THE ONE TRUTH YOU CAN DEPEND on is this: Silent films can only be watched and enjoyed on the silver screen. To view them on video amounts to nothing more than a waste of time. No matter how great the silent film (Gold Rush, Greed, Last Command), it always falls apart when the faded images appear on the dull TV screen. This is regrettable, considering the importance of silent films to the tradition of cinema; indeed a competent knowledge of the art of cinema is impossible without a serious appreciation of silent films. And the only way this appreciation can be cultivated is to see the silent films on a large screen, with the appropriate music.

The Silent Movie Mondays series at the Paramount now offers us the rare opportunity to round out our knowledge of cinema. This post-SIFF film festival will screen a silent film every Monday night for the next two months, and will feature live accompaniment by the eccentric Dennis James, who first played for silent films in Seattle back in 1985, and returned again last year. This time around, he will be playing on a newly restored Mighty Wurlitzer Organ, which, I'm told, is one of the few theater organs still used for its original purpose, in its intended venue.
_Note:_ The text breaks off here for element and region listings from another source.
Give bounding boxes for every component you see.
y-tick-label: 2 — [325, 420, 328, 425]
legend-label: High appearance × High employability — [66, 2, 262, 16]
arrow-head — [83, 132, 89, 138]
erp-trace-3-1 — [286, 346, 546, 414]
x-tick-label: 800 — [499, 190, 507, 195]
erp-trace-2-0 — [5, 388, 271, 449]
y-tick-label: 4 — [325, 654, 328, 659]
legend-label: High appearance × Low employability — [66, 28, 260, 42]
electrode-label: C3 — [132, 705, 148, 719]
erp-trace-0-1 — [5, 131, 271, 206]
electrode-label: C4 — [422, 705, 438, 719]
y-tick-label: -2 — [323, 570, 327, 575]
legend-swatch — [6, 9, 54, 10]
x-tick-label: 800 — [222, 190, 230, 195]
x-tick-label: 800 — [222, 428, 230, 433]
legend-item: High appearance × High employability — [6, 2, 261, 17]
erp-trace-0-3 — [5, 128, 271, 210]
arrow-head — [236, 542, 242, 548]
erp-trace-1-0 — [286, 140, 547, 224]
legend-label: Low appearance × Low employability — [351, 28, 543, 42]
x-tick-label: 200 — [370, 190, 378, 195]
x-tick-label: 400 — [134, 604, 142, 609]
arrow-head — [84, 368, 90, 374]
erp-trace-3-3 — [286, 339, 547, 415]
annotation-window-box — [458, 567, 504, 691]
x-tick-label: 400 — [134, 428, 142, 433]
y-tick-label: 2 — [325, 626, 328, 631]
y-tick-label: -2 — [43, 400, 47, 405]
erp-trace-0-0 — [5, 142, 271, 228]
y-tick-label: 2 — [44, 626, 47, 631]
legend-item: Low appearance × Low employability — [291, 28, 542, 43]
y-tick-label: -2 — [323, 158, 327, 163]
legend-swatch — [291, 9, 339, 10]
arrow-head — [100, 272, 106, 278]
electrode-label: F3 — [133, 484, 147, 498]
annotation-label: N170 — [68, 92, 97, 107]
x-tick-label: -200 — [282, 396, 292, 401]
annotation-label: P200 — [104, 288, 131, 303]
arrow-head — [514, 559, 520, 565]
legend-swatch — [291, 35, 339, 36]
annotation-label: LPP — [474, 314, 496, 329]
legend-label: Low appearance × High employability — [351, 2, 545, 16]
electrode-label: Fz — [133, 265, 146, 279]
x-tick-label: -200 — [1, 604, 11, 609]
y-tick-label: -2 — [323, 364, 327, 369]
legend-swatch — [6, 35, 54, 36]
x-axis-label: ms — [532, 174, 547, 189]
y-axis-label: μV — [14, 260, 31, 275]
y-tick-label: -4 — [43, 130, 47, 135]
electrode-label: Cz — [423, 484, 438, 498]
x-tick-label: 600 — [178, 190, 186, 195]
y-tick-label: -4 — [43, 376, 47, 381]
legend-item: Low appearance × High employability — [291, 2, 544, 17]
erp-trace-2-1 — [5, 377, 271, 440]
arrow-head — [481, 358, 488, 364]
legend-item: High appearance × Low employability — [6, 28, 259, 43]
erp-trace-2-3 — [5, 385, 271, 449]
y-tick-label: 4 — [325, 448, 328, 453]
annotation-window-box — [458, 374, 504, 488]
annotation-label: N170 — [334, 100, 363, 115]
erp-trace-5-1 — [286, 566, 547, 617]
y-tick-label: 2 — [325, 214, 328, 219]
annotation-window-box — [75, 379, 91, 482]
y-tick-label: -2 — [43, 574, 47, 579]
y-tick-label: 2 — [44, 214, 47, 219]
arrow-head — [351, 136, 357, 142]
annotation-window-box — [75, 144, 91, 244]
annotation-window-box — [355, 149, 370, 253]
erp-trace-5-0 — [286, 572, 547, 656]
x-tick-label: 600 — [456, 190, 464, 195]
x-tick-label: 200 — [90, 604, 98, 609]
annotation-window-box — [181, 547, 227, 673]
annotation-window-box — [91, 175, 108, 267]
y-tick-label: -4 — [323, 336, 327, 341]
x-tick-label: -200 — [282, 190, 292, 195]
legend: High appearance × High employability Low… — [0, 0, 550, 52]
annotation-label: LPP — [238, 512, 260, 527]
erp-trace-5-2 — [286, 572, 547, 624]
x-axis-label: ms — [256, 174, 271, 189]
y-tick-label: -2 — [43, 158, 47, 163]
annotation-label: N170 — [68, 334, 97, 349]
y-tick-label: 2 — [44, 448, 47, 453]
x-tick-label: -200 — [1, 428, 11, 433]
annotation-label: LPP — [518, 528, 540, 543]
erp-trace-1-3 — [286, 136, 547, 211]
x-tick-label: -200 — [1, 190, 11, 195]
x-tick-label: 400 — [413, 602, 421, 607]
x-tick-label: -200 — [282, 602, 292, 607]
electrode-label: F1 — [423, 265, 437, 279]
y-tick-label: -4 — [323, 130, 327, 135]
The series will include a set of comic silent films in June (Show People, The Pilgrim, A Dog's Life, Buster Keaton's Seven Chances, and Frank Capra's That Certain Thing) and three mysteries in July (The Bat, The Black Pirate, and Dr. Jekyll and Mr. Hyde, starring John Barrymore). Though I have nothing against experimenting musically with silent film, Dennis James (who is obsessed with preserving the way the music was played for silent films way back when) is great if one wants to get a better sense of what movie-going was like for our dead great-grandparents.